Tras ser expulsado de Bolivia y 40 años de fuga, el italiano Cesare Battisti llegó ayer a Roma para cumplir su condena de cadena perpetua por los delitos cometidos.

El avión que lo trasladó aterrizó a las 11.30, hora local, al aeropuerto Fiumicino, donde lo esperaban los ministros del Interior y hombre fuerte del gobierno populista italiano, Matteo Salvini; de Justicia, Alfonso Bonafede; y un centenar de periodistas, según información del diario argentino La Nación.

Salvini transmitió en vivo, a través de su cuenta en Facebook, la llegada de Battisti al aeropuerto con un mensaje que dice: “por fin el asesino comunista Cesare Battisti vuelve y tiene que pudrirse en la cárcel”.

El italiano bajó del avión sin esposas, con chaqueta marrón, pantalones jeans y una barba rojiza que se dejó crecer para despistar a quienes lo buscaban desde el 13 de diciembre de 2018, cuando después de una larga batalla judicial, el Supremo Tribunal de Justicia de Brasil autorizó su captura y el expresidente Michel Temer autorizó su extradición a Italia.
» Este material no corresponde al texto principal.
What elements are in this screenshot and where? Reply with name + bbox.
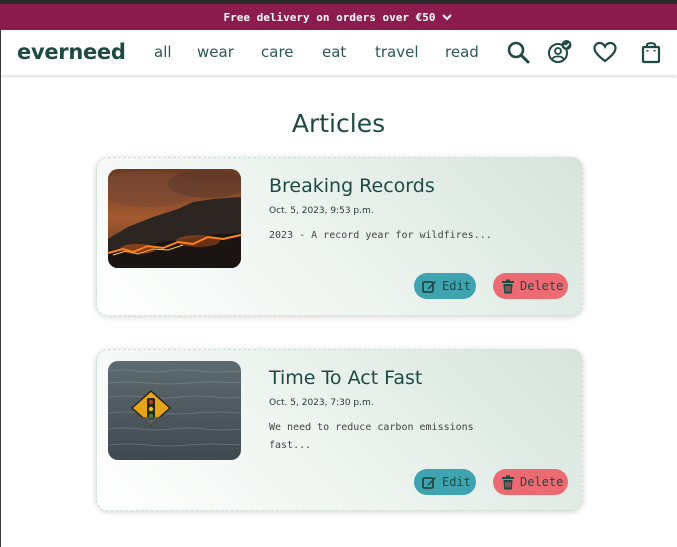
main-nav: everneed all wear care eat travel read: [1, 30, 677, 75]
nav-item-eat[interactable]: eat: [322, 43, 346, 61]
promo-text: Free delivery on orders over €50: [223, 10, 436, 24]
nav-item-wear[interactable]: wear: [197, 43, 234, 61]
delete-label: Delete: [520, 279, 564, 293]
promo-banner[interactable]: Free delivery on orders over €50: [0, 4, 677, 30]
delete-button[interactable]: Delete: [493, 273, 568, 299]
nav-item-travel[interactable]: travel: [375, 43, 419, 61]
heart-icon[interactable]: [592, 39, 618, 65]
article-image[interactable]: [108, 361, 241, 460]
trash-icon: [502, 475, 514, 489]
delete-button[interactable]: Delete: [493, 469, 568, 495]
edit-button[interactable]: Edit: [414, 273, 476, 299]
nav-item-care[interactable]: care: [261, 43, 294, 61]
edit-label: Edit: [442, 279, 471, 293]
edit-button[interactable]: Edit: [414, 469, 476, 495]
logo[interactable]: everneed: [17, 40, 126, 64]
article-date: Oct. 5, 2023, 9:53 p.m.: [269, 206, 374, 216]
window-left-edge: [0, 4, 1, 547]
edit-icon: [422, 476, 436, 489]
search-icon[interactable]: [505, 39, 531, 65]
shopping-bag-icon[interactable]: [638, 39, 664, 65]
article-title[interactable]: Time To Act Fast: [269, 367, 422, 389]
article-title[interactable]: Breaking Records: [269, 175, 435, 197]
article-card[interactable]: Breaking Records Oct. 5, 2023, 9:53 p.m.…: [96, 157, 583, 316]
article-card[interactable]: Time To Act Fast Oct. 5, 2023, 7:30 p.m.…: [96, 349, 583, 511]
page-title: Articles: [291, 109, 386, 138]
edit-icon: [422, 280, 436, 293]
article-excerpt: We need to reduce carbon emissions fast.…: [269, 422, 474, 451]
nav-item-read[interactable]: read: [445, 43, 479, 61]
account-verified-icon[interactable]: [546, 39, 572, 65]
trash-icon: [502, 279, 514, 293]
chevron-down-icon: [442, 14, 453, 21]
article-date: Oct. 5, 2023, 7:30 p.m.: [269, 398, 374, 408]
nav-item-all[interactable]: all: [154, 43, 172, 61]
edit-label: Edit: [442, 475, 471, 489]
article-image[interactable]: [108, 169, 241, 268]
delete-label: Delete: [520, 475, 564, 489]
article-excerpt: 2023 - A record year for wildfires...: [269, 230, 492, 241]
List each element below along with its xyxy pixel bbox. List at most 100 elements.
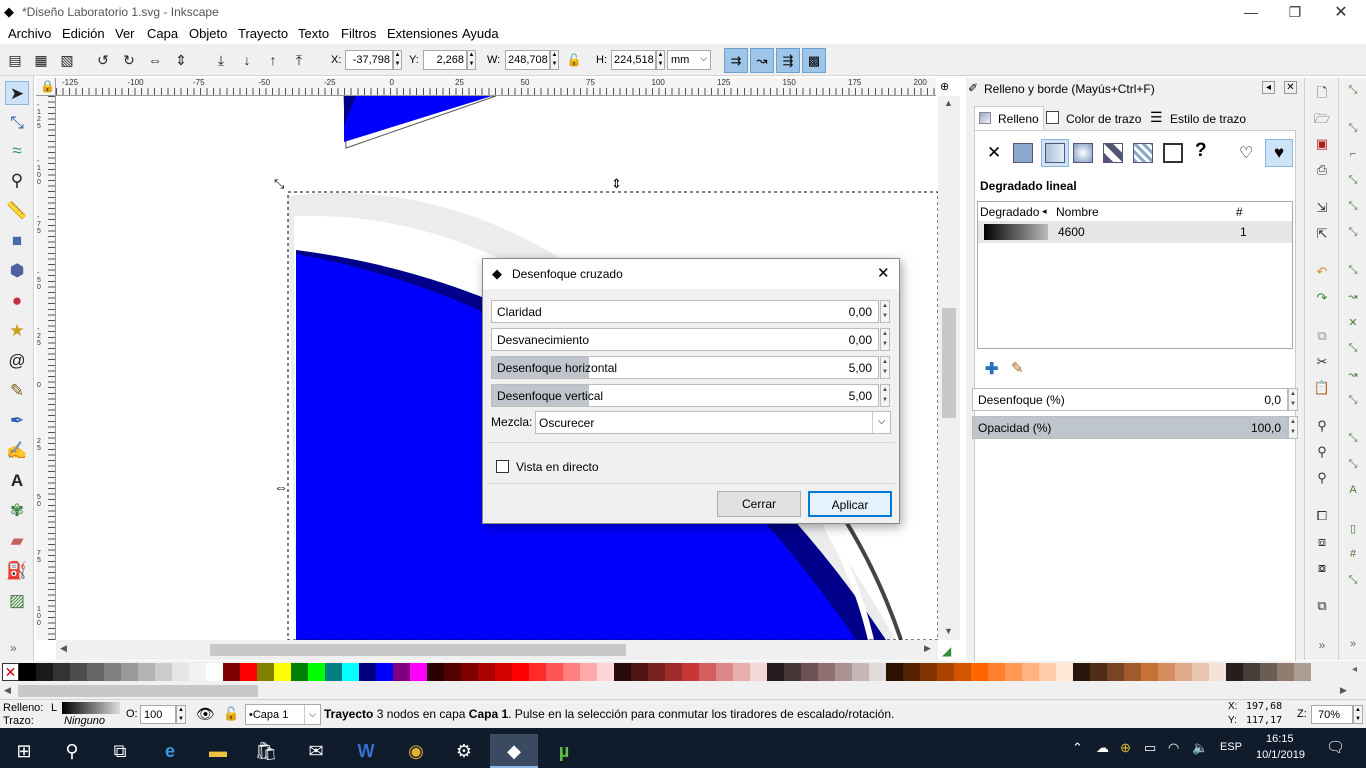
snap-guides-icon[interactable]: ⤡ <box>1345 574 1361 590</box>
color-manage-icon[interactable]: ◢ <box>942 644 951 658</box>
opacity-spinner[interactable]: ▲ ▼ <box>176 705 186 724</box>
blend-select[interactable]: Oscurecer ⌵ <box>535 411 891 434</box>
unset-paint-icon[interactable]: ? <box>1195 140 1207 162</box>
3d-box-tool-icon[interactable]: ⬢ <box>5 259 29 283</box>
eraser-tool-icon[interactable]: ▰ <box>5 529 29 553</box>
claridad-spinner[interactable]: ▲ ▼ <box>880 300 890 323</box>
palette-swatch[interactable] <box>291 663 308 681</box>
palette-swatch[interactable] <box>937 663 954 681</box>
swatch-icon[interactable] <box>1163 143 1183 163</box>
utorrent-icon[interactable]: µ <box>540 734 588 768</box>
save-icon[interactable]: ▣ <box>1313 136 1331 154</box>
palette-swatch[interactable] <box>750 663 767 681</box>
palette-menu-icon[interactable]: ◂ <box>1352 664 1357 675</box>
palette-swatch[interactable] <box>1107 663 1124 681</box>
mail-icon[interactable]: ✉ <box>292 734 340 768</box>
apply-button[interactable]: Aplicar <box>808 491 892 517</box>
blur-field[interactable]: Desenfoque (%) 0,0 <box>972 388 1288 411</box>
copy-icon[interactable]: ⧉ <box>1313 328 1331 346</box>
tray-chevron-icon[interactable]: ⌃ <box>1072 740 1083 756</box>
radial-gradient-icon[interactable] <box>1073 143 1093 163</box>
ellipse-tool-icon[interactable]: ● <box>5 289 29 313</box>
desvanecimiento-spinner[interactable]: ▲ ▼ <box>880 328 890 351</box>
hide-layer-icon[interactable]: 👁 <box>196 705 215 723</box>
text-tool-icon[interactable]: A <box>5 469 29 493</box>
palette-swatch[interactable] <box>665 663 682 681</box>
select-all-icon[interactable]: ▤ <box>6 51 24 69</box>
h-spinner[interactable]: ▲ ▼ <box>656 50 665 70</box>
vertical-blur-field[interactable]: Desenfoque vertical 5,00 <box>491 384 879 407</box>
snap-bbox-centers-icon[interactable]: ⤡ <box>1345 226 1361 242</box>
palette-swatch[interactable] <box>614 663 631 681</box>
x-spinner[interactable]: ▲ ▼ <box>393 50 402 70</box>
opacity-spinner[interactable]: ▲ ▼ <box>1288 416 1298 439</box>
palette-swatch[interactable] <box>1039 663 1056 681</box>
notifications-icon[interactable]: 🗨 <box>1326 738 1345 756</box>
scroll-right-icon[interactable]: ▶ <box>1340 685 1347 696</box>
clone-icon[interactable]: ⧈ <box>1313 534 1331 552</box>
node-tool-icon[interactable]: ⤡ <box>5 111 29 135</box>
scroll-down-icon[interactable]: ▼ <box>944 626 953 636</box>
palette-scroll-thumb[interactable] <box>18 685 258 697</box>
palette-swatch[interactable] <box>104 663 121 681</box>
deselect-icon[interactable]: ▧ <box>58 51 76 69</box>
zoom-drawing-icon[interactable]: ⚲ <box>1313 444 1331 462</box>
palette-swatch[interactable] <box>903 663 920 681</box>
palette-swatch[interactable] <box>376 663 393 681</box>
tab-relleno[interactable]: Relleno <box>974 106 1044 131</box>
menu-archivo[interactable]: Archivo <box>8 26 51 41</box>
palette-swatch[interactable] <box>138 663 155 681</box>
lower-icon[interactable]: ↓ <box>238 51 256 69</box>
palette-swatch[interactable] <box>886 663 903 681</box>
linear-gradient-button[interactable] <box>1041 139 1069 167</box>
new-document-icon[interactable]: 🗋 <box>1313 84 1331 102</box>
rotate-ccw-icon[interactable]: ↺ <box>94 51 112 69</box>
snap-bbox-edges-icon[interactable]: ⌐ <box>1345 148 1361 164</box>
canvas-horizontal-scrollbar[interactable]: ◀ ▶ <box>56 640 938 660</box>
add-gradient-icon[interactable]: ✚ <box>985 359 998 379</box>
palette-swatch[interactable] <box>1226 663 1243 681</box>
vertical-scroll-thumb[interactable] <box>942 308 956 418</box>
palette-swatch[interactable] <box>682 663 699 681</box>
palette-swatch[interactable] <box>835 663 852 681</box>
select-all-layers-icon[interactable]: ▦ <box>32 51 50 69</box>
palette-swatch[interactable] <box>580 663 597 681</box>
palette-swatch[interactable] <box>699 663 716 681</box>
palette-swatch[interactable] <box>19 663 36 681</box>
move-patterns-toggle[interactable]: ▩ <box>802 48 826 73</box>
menu-filtros[interactable]: Filtros <box>341 26 376 41</box>
more-tools-icon[interactable]: » <box>10 641 17 655</box>
w-spinner[interactable]: ▲ ▼ <box>550 50 559 70</box>
lock-icon[interactable]: 🔓 <box>565 51 583 69</box>
palette-swatch[interactable] <box>1005 663 1022 681</box>
palette-swatch[interactable] <box>971 663 988 681</box>
y-input[interactable]: 2,268 <box>423 50 467 70</box>
flip-vertical-icon[interactable]: ⇕ <box>172 51 190 69</box>
palette-swatch[interactable] <box>1141 663 1158 681</box>
palette-swatch[interactable] <box>53 663 70 681</box>
canvas-vertical-scrollbar[interactable]: ▲ ▼ <box>938 96 960 640</box>
snap-smooth-nodes-icon[interactable]: ↝ <box>1345 368 1361 384</box>
no-color-swatch[interactable]: ✕ <box>2 663 19 681</box>
search-icon[interactable]: ⚲ <box>48 734 96 768</box>
palette-swatch[interactable] <box>988 663 1005 681</box>
palette-swatch[interactable] <box>257 663 274 681</box>
scale-handle-icon[interactable]: ⇔ <box>274 479 288 495</box>
opacity-input[interactable]: 100 <box>140 705 176 724</box>
zoom-selection-icon[interactable]: ⚲ <box>1313 418 1331 436</box>
close-panel-icon[interactable]: ✕ <box>1284 81 1297 94</box>
palette-swatch[interactable] <box>410 663 427 681</box>
count-column-header[interactable]: # <box>1236 205 1243 219</box>
palette-swatch[interactable] <box>920 663 937 681</box>
onedrive-icon[interactable]: ☁ <box>1096 740 1109 756</box>
store-icon[interactable]: 🛍 <box>242 734 290 768</box>
lock-layer-icon[interactable]: 🔓 <box>223 706 239 722</box>
close-button[interactable]: ✕ <box>1318 0 1364 24</box>
palette-swatch[interactable] <box>1090 663 1107 681</box>
palette-swatch[interactable] <box>189 663 206 681</box>
language-indicator[interactable]: ESP <box>1220 741 1242 753</box>
palette-swatch[interactable] <box>172 663 189 681</box>
fill-indicator[interactable] <box>62 702 120 714</box>
measure-tool-icon[interactable]: 📏 <box>5 199 29 223</box>
snap-enable-icon[interactable]: ⤡ <box>1345 84 1361 100</box>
Entonces Battisti, consciente de que las cosas habían cambiado abruptamente con la elección del nuevo presidente brasileño Jair Bolsonaro, ya había dejado su casa de la pequeña localidad paulista de Cananéisa y se había fugado.

El sábado, el italiano fue aprehendido por Interpol mientras caminaba por las calles de la ciudad boliviana de Santa Cruz. Se conoce que Battisti fugó en diciembre de 2018 de Brasil e ingresó de manera irregular a Bolivia, donde además había pedido refugio pero fue negada la solicitud.

Battisti es exmilitante de un grupo considerado terrorista por la justicia italiana. Fue juzgado en ausencia el 1993 en Italia y condenado a perpetuidad por cuatro homicidios y por complicidad en otros asesinatos, que tuvieron lugar a fines de los años 70.

Tras permanecer 15 años de exilio en Francia, a mediados de los 90 llegó a México y posteriormente el 2004 ingresó a Brasil.

Ahora “sé que iré a prisión”, fueron las primeras palabras del italiano, que después de algunos trámites policiales, finalmente fue trasladado a la cárcel Oristano, en la isla de Cerdeña.